Build your follow-up around the practice's actual decision calendar, not your sales calendar. A practice that is in active evaluation for a new allergy testing platform needs daily-cadence touches in the first two weeks after the show, then a structured nurture if they do not move. A practice that is six months out from a build-out or new location needs scheduled touches at design, build, and pre-launch milestones. Map every post-ACAAI lead to a specific decision window and time your touches accordingly.
Common Mistakes Vendors Make at ACAAI
Treating ACAAI like AAAAI. Booth design, messaging, and staffing built for an academic audience falls flat with community allergists. The aesthetic, the clinical depth, and the proof points are all different — and the cost of getting this wrong is five days of foot traffic that never converts.
Ignoring the practice manager. The allergist may be the prescribing decision-maker, but the practice manager controls the contract, the implementation timeline, and frequently the vendor short list. Booths that talk only to physicians lose deals to booths that engage practice managers as a parallel buying audience. Build out a track of content, demos, and conversations explicitly aimed at practice managers and office administrators.
Underinvesting in pre-show meetings. ACAAI is small enough that pre-booked meetings dominate floor time. Vendors who plan to "see who shows up" leave Phoenix with badge scans they will never close. Vendors who arrive with 30+ pre-booked meetings on the calendar leave with active pipeline.
Generic clinical messaging. Allergy and immunology has unusually specific clinical and reimbursement detail — CPT codes, prior authorization workflows, allergen extract sourcing, biologic prior auth, in-office vs sublingual immunotherapy. Generic clinical claims signal that you do not know the specialty, and community allergists notice immediately. Specificity is credibility.
Skipping the ACAAI ecosystem after the show. ACAAI runs regional meetings, online education, and a full member journal cycle. Vendors who follow up with sponsorship of regional meetings, contributed content, and ACAAI-aligned thought leadership compound the value of a single Annual Scientific Meeting investment over years.

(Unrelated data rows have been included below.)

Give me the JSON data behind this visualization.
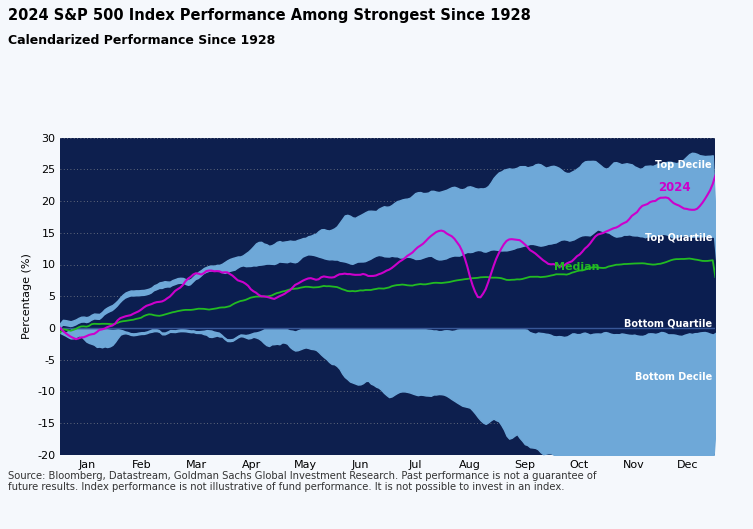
{
  "title": "2024 S&P 500 Index Performance Among Strongest Since 1928",
  "subtitle": "Calendarized Performance Since 1928",
  "ylabel": "Percentage (%)",
  "source_text": "Source: Bloomberg, Datastream, Goldman Sachs Global Investment Research. Past performance is not a guarantee of\nfuture results. Index performance is not illustrative of fund performance. It is not possible to invest in an index.",
  "bg_color": "#f5f8fc",
  "plot_bg": "#0d1f4e",
  "light_blue": "#6ea8d8",
  "dark_blue": "#0b1e50",
  "magenta": "#cc00cc",
  "green": "#22bb22",
  "white": "#ffffff",
  "ylim": [
    -20,
    30
  ],
  "yticks": [
    -20,
    -15,
    -10,
    -5,
    0,
    5,
    10,
    15,
    20,
    25,
    30
  ],
  "months": [
    "Jan",
    "Feb",
    "Mar",
    "Apr",
    "May",
    "Jun",
    "Jul",
    "Aug",
    "Sep",
    "Oct",
    "Nov",
    "Dec"
  ],
  "n_points": 252
}
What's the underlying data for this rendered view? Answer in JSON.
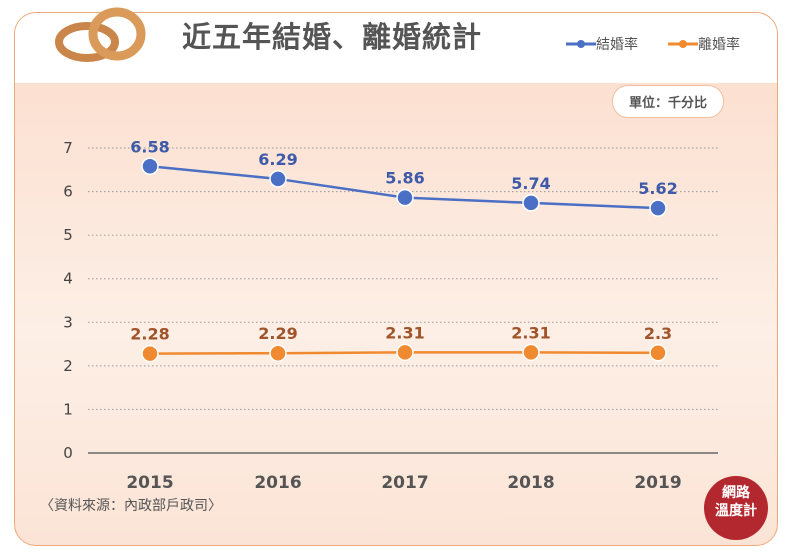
{
  "header": {
    "title": "近五年結婚、離婚統計"
  },
  "unit_label": "單位：千分比",
  "source": "〈資料來源：內政部戶政司〉",
  "badge": {
    "line1": "網路",
    "line2": "溫度計"
  },
  "colors": {
    "marriage": "#4a6fc4",
    "divorce": "#f08a30",
    "marriage_label": "#3e5aa8",
    "divorce_label": "#a0542a"
  },
  "chart_data": {
    "type": "line",
    "title": "近五年結婚、離婚統計",
    "categories": [
      "2015",
      "2016",
      "2017",
      "2018",
      "2019"
    ],
    "ylim": [
      0,
      7
    ],
    "yticks": [
      "0",
      "1",
      "2",
      "3",
      "4",
      "5",
      "6",
      "7"
    ],
    "legend_position": "top-right",
    "grid": true,
    "series": [
      {
        "name": "結婚率",
        "values": [
          6.58,
          6.29,
          5.86,
          5.74,
          5.62
        ],
        "labels": [
          "6.58",
          "6.29",
          "5.86",
          "5.74",
          "5.62"
        ]
      },
      {
        "name": "離婚率",
        "values": [
          2.28,
          2.29,
          2.31,
          2.31,
          2.3
        ],
        "labels": [
          "2.28",
          "2.29",
          "2.31",
          "2.31",
          "2.3"
        ]
      }
    ]
  }
}
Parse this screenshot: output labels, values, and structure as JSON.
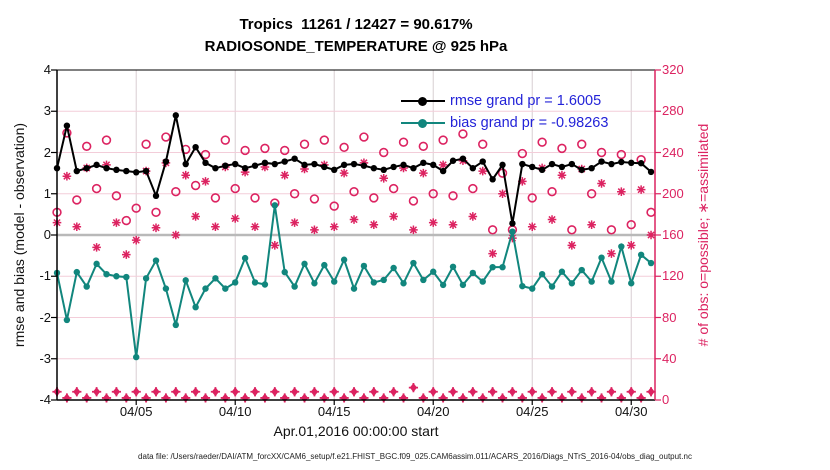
{
  "titles": {
    "line1": "Tropics  11261 / 12427 = 90.617%",
    "line2": "RADIOSONDE_TEMPERATURE @ 925 hPa"
  },
  "axes": {
    "left_label": "rmse and bias (model - observation)",
    "left_ticks": [
      4,
      3,
      2,
      1,
      0,
      -1,
      -2,
      -3,
      -4
    ],
    "right_label": "# of obs: o=possible; ∗=assimilated",
    "right_ticks": [
      320,
      280,
      240,
      200,
      160,
      120,
      80,
      40,
      0
    ],
    "x_ticks": [
      "04/05",
      "04/10",
      "04/15",
      "04/20",
      "04/25",
      "04/30"
    ],
    "x_tick_days": [
      4,
      9,
      14,
      19,
      24,
      29
    ],
    "x_label": "Apr.01,2016 00:00:00 start"
  },
  "legend": [
    {
      "label": "rmse grand pr = 1.6005",
      "color": "#000000"
    },
    {
      "label": "bias grand pr = -0.98263",
      "color": "#11867d"
    }
  ],
  "footer": "data file: /Users/raeder/DAI/ATM_forcXX/CAM6_setup/f.e21.FHIST_BGC.f09_025.CAM6assim.011/ACARS_2016/Diags_NTrS_2016-04/obs_diag_output.nc",
  "colors": {
    "crimson": "#dc2361",
    "teal": "#11867d",
    "black": "#000000",
    "grid_pink": "#f3cdd9",
    "grid_gray_vertical": "#d8ced2",
    "zero_line": "#b9b9b9",
    "legend_text": "#2323d8"
  },
  "chart_data": {
    "type": "line",
    "title": "Tropics  11261 / 12427 = 90.617% | RADIOSONDE_TEMPERATURE @ 925 hPa",
    "x_start_day": 0,
    "x_step_days": 0.5,
    "n_points": 61,
    "x_range_days": [
      0,
      30.2
    ],
    "left_ylim": [
      -4,
      4
    ],
    "right_ylim": [
      0,
      320
    ],
    "grid": true,
    "legend_position": "upper-right-inside",
    "series": [
      {
        "name": "rmse",
        "axis": "left",
        "color": "#000000",
        "marker": "filled-circle",
        "line": true,
        "values": [
          1.62,
          2.65,
          1.55,
          1.62,
          1.7,
          1.62,
          1.58,
          1.55,
          1.52,
          1.55,
          0.95,
          1.78,
          2.9,
          1.72,
          2.13,
          1.75,
          1.62,
          1.68,
          1.72,
          1.62,
          1.68,
          1.75,
          1.72,
          1.78,
          1.85,
          1.7,
          1.72,
          1.65,
          1.58,
          1.7,
          1.72,
          1.68,
          1.62,
          1.58,
          1.65,
          1.7,
          1.62,
          1.75,
          1.7,
          1.55,
          1.8,
          1.85,
          1.62,
          1.78,
          1.35,
          1.7,
          0.28,
          1.72,
          1.65,
          1.58,
          1.72,
          1.65,
          1.72,
          1.58,
          1.62,
          1.78,
          1.72,
          1.77,
          1.75,
          1.74,
          1.53
        ]
      },
      {
        "name": "bias",
        "axis": "left",
        "color": "#11867d",
        "marker": "filled-circle",
        "line": true,
        "values": [
          -0.92,
          -2.06,
          -0.9,
          -1.25,
          -0.7,
          -0.95,
          -1.0,
          -1.02,
          -2.96,
          -1.05,
          -0.62,
          -1.3,
          -2.18,
          -1.1,
          -1.75,
          -1.3,
          -1.05,
          -1.3,
          -1.15,
          -0.56,
          -1.15,
          -1.2,
          0.72,
          -0.9,
          -1.25,
          -0.7,
          -1.17,
          -0.73,
          -1.13,
          -0.6,
          -1.3,
          -0.75,
          -1.15,
          -1.09,
          -0.8,
          -1.17,
          -0.68,
          -1.09,
          -0.89,
          -1.21,
          -0.77,
          -1.21,
          -0.92,
          -1.13,
          -0.78,
          -0.78,
          0.08,
          -1.24,
          -1.3,
          -0.95,
          -1.25,
          -0.89,
          -1.17,
          -0.85,
          -1.13,
          -0.55,
          -1.13,
          -0.28,
          -1.17,
          -0.48,
          -0.68
        ]
      },
      {
        "name": "possible",
        "axis": "right",
        "color": "#dc2361",
        "marker": "open-circle",
        "line": false,
        "values": [
          182,
          259,
          194,
          246,
          205,
          252,
          198,
          174,
          186,
          248,
          182,
          255,
          202,
          243,
          208,
          238,
          196,
          252,
          205,
          242,
          196,
          244,
          191,
          242,
          200,
          248,
          195,
          252,
          188,
          245,
          202,
          255,
          196,
          240,
          205,
          250,
          193,
          246,
          200,
          252,
          198,
          258,
          205,
          248,
          165,
          220,
          165,
          239,
          196,
          250,
          202,
          244,
          165,
          248,
          200,
          240,
          165,
          238,
          170,
          233,
          182
        ]
      },
      {
        "name": "assimilated",
        "axis": "right",
        "color": "#dc2361",
        "marker": "asterisk",
        "line": false,
        "values": [
          172,
          217,
          168,
          225,
          148,
          228,
          172,
          141,
          155,
          222,
          167,
          230,
          160,
          218,
          178,
          212,
          168,
          226,
          176,
          221,
          168,
          226,
          150,
          218,
          172,
          224,
          165,
          228,
          168,
          220,
          175,
          230,
          170,
          215,
          178,
          225,
          165,
          220,
          172,
          228,
          170,
          232,
          178,
          222,
          142,
          200,
          157,
          212,
          168,
          225,
          175,
          218,
          150,
          224,
          170,
          210,
          142,
          202,
          150,
          204,
          160
        ]
      },
      {
        "name": "bottom_markers",
        "axis": "right",
        "color": "#dc2361",
        "marker": "filled-diamond-plus",
        "line": false,
        "values": [
          8,
          2,
          8,
          2,
          8,
          2,
          8,
          2,
          8,
          2,
          8,
          2,
          8,
          2,
          8,
          2,
          8,
          2,
          8,
          2,
          8,
          2,
          8,
          2,
          8,
          2,
          8,
          2,
          8,
          2,
          8,
          2,
          8,
          2,
          8,
          2,
          12,
          2,
          8,
          2,
          8,
          2,
          8,
          2,
          8,
          2,
          8,
          2,
          8,
          2,
          8,
          2,
          8,
          2,
          8,
          2,
          8,
          2,
          8,
          2,
          8
        ]
      }
    ]
  }
}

Should You Exhibit at ACAAI in 2026?
Yes, if you sell allergy diagnostics, immunotherapy delivery, allergen extracts, spirometry, epinephrine auto-injectors, biologics for asthma or atopic disease, or practice management software. Community allergists are a tightly defined buying audience with high purchase authority and short decision timelines, and ACAAI is the most efficient way to put 60–100 named practices in front of your sales team in five days. Pair the meeting with a focused conference marketing ROI framework and the math usually clears even for first-time exhibitors.
No, if your audience is academic researchers, clinical trial KOLs, or hospital-based allergy and immunology programs. AAAAI is the better fit for those audiences. ACAAI is a community-practice show, and the floor traffic will not produce qualified pipeline for academic-targeted products no matter how good your booth is.
If you're undecided, run the math the way our team does for clients: estimate the all-in cost of exhibiting (typically $25K–$50K for a credible 10x10 or 10x20 presence including travel, booth, freight, and staffing), divide by your average community-practice deal size and gross margin, and ask whether eight to twelve signed practices in the next 12 months would justify the investment. For most allergy-focused vendors, the answer is yes — but only if pre-show meeting booking and post-show follow-up discipline is real, not aspirational.